The fact must be faced at the outset then that our written sources on the subject of northern heathenism are comparatively late, fragmentary, and of uncertain reliability. In Eliade’s book, Patterns in Comparative Religion,1 he asks us to imagine a Buddhist scholar setting out to explore Christianity. He does so

with only a few fragments of the Gospels, a Catholic breviary, various ornaments (Byzantine icons, Baroque statues of the saints, the vestments, perhaps, of an Orthodox priest), but able, on the other hand, to study the religious life of some European village.

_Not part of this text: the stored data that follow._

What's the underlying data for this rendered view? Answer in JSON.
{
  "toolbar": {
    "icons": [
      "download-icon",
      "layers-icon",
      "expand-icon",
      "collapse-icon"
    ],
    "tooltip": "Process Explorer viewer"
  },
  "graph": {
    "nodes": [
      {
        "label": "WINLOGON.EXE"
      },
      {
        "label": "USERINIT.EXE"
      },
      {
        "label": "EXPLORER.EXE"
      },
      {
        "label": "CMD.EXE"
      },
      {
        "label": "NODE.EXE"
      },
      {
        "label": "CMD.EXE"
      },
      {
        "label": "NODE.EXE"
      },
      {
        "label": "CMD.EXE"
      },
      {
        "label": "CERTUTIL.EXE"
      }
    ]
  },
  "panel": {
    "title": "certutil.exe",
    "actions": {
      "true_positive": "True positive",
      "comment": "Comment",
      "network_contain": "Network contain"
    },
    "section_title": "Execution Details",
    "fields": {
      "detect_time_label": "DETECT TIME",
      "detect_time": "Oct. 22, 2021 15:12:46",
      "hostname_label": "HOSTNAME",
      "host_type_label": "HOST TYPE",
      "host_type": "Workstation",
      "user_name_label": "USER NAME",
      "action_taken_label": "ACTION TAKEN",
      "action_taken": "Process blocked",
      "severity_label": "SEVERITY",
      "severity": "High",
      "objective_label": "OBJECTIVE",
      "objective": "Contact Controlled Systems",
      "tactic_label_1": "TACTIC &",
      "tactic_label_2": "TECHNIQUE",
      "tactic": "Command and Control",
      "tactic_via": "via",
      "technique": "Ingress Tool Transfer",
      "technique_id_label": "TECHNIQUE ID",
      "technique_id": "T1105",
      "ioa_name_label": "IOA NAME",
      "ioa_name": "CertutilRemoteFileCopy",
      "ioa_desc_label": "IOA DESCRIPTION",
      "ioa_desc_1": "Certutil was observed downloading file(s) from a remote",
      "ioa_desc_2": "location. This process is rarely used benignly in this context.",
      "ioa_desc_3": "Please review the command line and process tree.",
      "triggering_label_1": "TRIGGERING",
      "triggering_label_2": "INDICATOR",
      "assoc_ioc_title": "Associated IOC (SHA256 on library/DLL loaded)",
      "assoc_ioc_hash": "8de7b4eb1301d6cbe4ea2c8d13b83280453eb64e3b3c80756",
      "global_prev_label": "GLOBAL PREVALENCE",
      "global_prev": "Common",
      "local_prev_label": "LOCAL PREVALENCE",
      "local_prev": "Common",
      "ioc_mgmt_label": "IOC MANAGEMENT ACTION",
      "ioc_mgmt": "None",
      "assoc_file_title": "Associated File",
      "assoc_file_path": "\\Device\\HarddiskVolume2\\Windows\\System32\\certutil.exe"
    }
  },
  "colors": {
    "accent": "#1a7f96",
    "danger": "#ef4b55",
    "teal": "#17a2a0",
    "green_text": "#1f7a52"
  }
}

This is a salutary exercise, because the evidence connected with the religion of the heathen north is something of this kind, except that we are at a severe disadvantage in that the life of the village now only exists in ancient records of varying reliability. In such a case as Eliade imagines, the Buddhist would no doubt be struck by the wide divergence between the customs of the village and the material in the Gospels and breviary. Should he conclude that the naive superstitions and inarticulate responses of the villagers were nearer to the essentials of the Christian religion than, say, the opening chapters of St John’s Gospel, we know that he would be wrong. It is not that either is ‘truer’ Christianity than the other, but that the Christian faith exists at many different levels in different societies and in the minds of different men. We fall all too often into the same error when we approach one of the religions of the past. We must be prepared for the simple folk-beliefs of the less sophisticated to be found beside complex symbolism. The important thing is not to allow the crudity of the folk-beliefs to blind us to the depth and importance of the symbolism. Crude and childish ideas about the heathen gods will certainly be found in the myths, either because these satisfied ignorant folk, or because the use of symbols has been misunderstood by the recorder. But it does not follow that all who worshipped these gods were crude and childish in their religious outlook. Indeed the contention put forward in this book is that this was very far from the case.